Tuesday, February 23, 2010

So here I am...

I think that I am so small in the world, and that what I am, or who I am, matters so little in the grand scheme of things. I guess we are all small, its just some people have larger effects on the world around them than others. I wish I was such a person, but that is not how I turned out to be. I think in the end, I am searching for just a small world of people I can have an effect on. Sure, I will have an effect on my kids, and that is huge, but I have this thirst to help others that I am not sure can be diminished so easily.

It was told to me that just existing changes the world. If I had never been born, then things would be decidedly different. It is not so much my actions while I have been here, but my very state of being has caused chemical and physical reactions around me that combine with those around others to create something larger. Sure, it might sound like the whole 'butterfly flaps its wings in Africa, causing a hurricane to form over the Atlantic' etc etc, but for whatever reason...it made sense to me.

I strive for perfection, and I know that I will never be that.
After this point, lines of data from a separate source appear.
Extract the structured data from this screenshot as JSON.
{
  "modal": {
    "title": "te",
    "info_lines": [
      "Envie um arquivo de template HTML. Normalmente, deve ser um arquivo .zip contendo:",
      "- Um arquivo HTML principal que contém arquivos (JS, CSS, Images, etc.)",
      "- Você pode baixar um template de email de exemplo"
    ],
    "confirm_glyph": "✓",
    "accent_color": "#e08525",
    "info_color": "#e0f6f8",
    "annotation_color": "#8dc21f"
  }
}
I try so hard to make those around me happy, that I forget that I deserve it too. I reach for goals that are too high, too lofty, and now I am unsure of what I should reach for. Im too busy holding up those walls to let them go and really go for anything. No...that isn't entirely true either...I let down my guard and woke up my feelings...and I fell in love.

So here I am. The world around me will keep turning if I am here or if I die, and the effect that I have on the world is negligible...but for now, I hold on and hope that maybe I can learn how to do for myself what I have been trying to do for others for so long.